Other factors the study suggests predict substance use in adolescents were sociodemographic. 

“Race was a top predictor. So we found that compared to white youth, Black youth were less likely to initiate substance use. We also had a few different income categories, and so we did find that one of the lower-income categories was actually less likely to initiate than one of the higher-income categories.”

The researchers also looked at how available substances were to adolescents. “We did find that was one of our top predictors as well and in the direction you would kind of expect. If they had more access to substances, they were more likely to initiate. This may be helpful for parents to consider how factors such as substance use availability may contribute to their child’s early experiences with a substance,” Green said.

“Other things we also had a history of detention or suspension was more likely to be associated with initiating. Other ones we also had were prenatal exposure to substance use was also among our top predictors. It’s really religion, race, income history, detention, suspension, prenatal exposure and substance use availability were all among our top 10.”

Those were all what she called self-report factors, which her team focused on first. Then, they considered other factors. 

Surprising findings

“In our second model, we added hormones and neurocognitive factors. In our third model, we added over 300 neuroimaging variables for both structural gray and white matter in the brain.
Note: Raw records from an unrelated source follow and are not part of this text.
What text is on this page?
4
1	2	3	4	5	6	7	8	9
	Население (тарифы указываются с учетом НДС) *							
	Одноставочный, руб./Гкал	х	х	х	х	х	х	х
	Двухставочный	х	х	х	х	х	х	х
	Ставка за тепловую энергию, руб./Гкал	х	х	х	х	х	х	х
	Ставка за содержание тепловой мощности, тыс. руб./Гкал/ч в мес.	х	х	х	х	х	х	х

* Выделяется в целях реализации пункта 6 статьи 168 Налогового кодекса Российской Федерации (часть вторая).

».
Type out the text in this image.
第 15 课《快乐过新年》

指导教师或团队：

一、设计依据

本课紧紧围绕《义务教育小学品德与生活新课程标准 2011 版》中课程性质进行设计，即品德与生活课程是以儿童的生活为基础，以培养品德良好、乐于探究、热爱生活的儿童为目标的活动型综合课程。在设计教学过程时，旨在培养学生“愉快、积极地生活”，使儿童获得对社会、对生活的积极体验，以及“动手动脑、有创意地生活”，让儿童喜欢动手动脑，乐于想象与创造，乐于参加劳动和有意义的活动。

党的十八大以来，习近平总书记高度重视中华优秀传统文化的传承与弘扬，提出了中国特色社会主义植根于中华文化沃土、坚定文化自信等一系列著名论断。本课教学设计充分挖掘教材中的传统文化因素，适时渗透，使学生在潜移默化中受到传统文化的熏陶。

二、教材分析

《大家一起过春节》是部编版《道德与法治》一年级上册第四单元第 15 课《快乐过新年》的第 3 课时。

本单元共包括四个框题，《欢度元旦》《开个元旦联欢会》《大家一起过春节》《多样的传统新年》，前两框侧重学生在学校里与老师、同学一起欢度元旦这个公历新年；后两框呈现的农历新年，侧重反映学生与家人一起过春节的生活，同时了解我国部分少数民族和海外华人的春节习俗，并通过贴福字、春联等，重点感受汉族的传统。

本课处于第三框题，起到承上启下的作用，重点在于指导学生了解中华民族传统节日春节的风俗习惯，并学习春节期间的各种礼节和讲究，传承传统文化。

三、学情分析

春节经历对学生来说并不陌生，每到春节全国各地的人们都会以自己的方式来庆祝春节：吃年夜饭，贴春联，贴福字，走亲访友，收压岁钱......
And so I think what surprised us was that adding the hormones, neurocognitive factors and neuroimaging variables did not improve our ability to accurately predict whether or not a youth initiated over the follow-up period.”

Size of the group studied

Green’s conclusions in her current study came from analyzing data from about 7,000 adolescents. “In that sample, we had roughly about 14% in our initiation group, and the remaining 85, 86% were in our non-initiation group.”

Her team defined initiation very simply. “Like a single sip of alcohol, a single puff, really trying to get at just that initial starting point. And that includes initiation of any substance. So we include alcohol, nicotine, cannabis, misuse of any prescribed substances from physicians. We really tried to capture it very broadly, knowing that at this age range, it’s so young that we knew that, hopefully, we wouldn’t get a lot of initiation. But just we’re trying to capture as much as we could.”

What’s next

Green said work in this area is far from over. “I’ve only highlighted some of the top predictors. But other predictors that were just below, I think will be helpful in considering what we do next.”

Unlike factors such as race or religion, some of those other predictors may be more malleable. They include mental and behavioral health. 

“So, for instance, greater sensation-seeking, different aspects of impulsivity, greater rule-breaking, those were all things that were associated with greater likelihood of initiation. And I would argue that those are all things that I think could be viewed as modifiable risk factors that we could incorporate in either some type of prevention or early intervention programs.”

Green, who has a bachelor’s degree in psychology and a doctorate in clinical psychology from the University of California-Los Angeles, has authored multiple publications on substance use. She worked with adults struggling with substance use before coming to MUSC, where she shifted to younger adults and adolescents. 

“It’s interesting to go from people who had alcohol use disorders at ages 30 to 40 and saying, “OK, how can we track it back to the earliest touchpoint – and see what can we do there?' So there’s definitely a rewarding aspect to studies like this, finding things we can track – and maybe help prevent later problems.”

The team

Other MUSC researchers on the study included Anna Kirkland, Ph.D.; Brittney Browning; Brittany Bryant, DSW; Rachel Tomko, Ph.D.; Kevin Gray, M.D.; Lindsay Squeglia, Ph.D.; Bethany Wolf, Ph.D.; Andrew Chen, Ph.D.; and Pamela Ferguson, Ph.D. Louise Mewton, Ph.D., from the University of Sydney in Australia was also involved.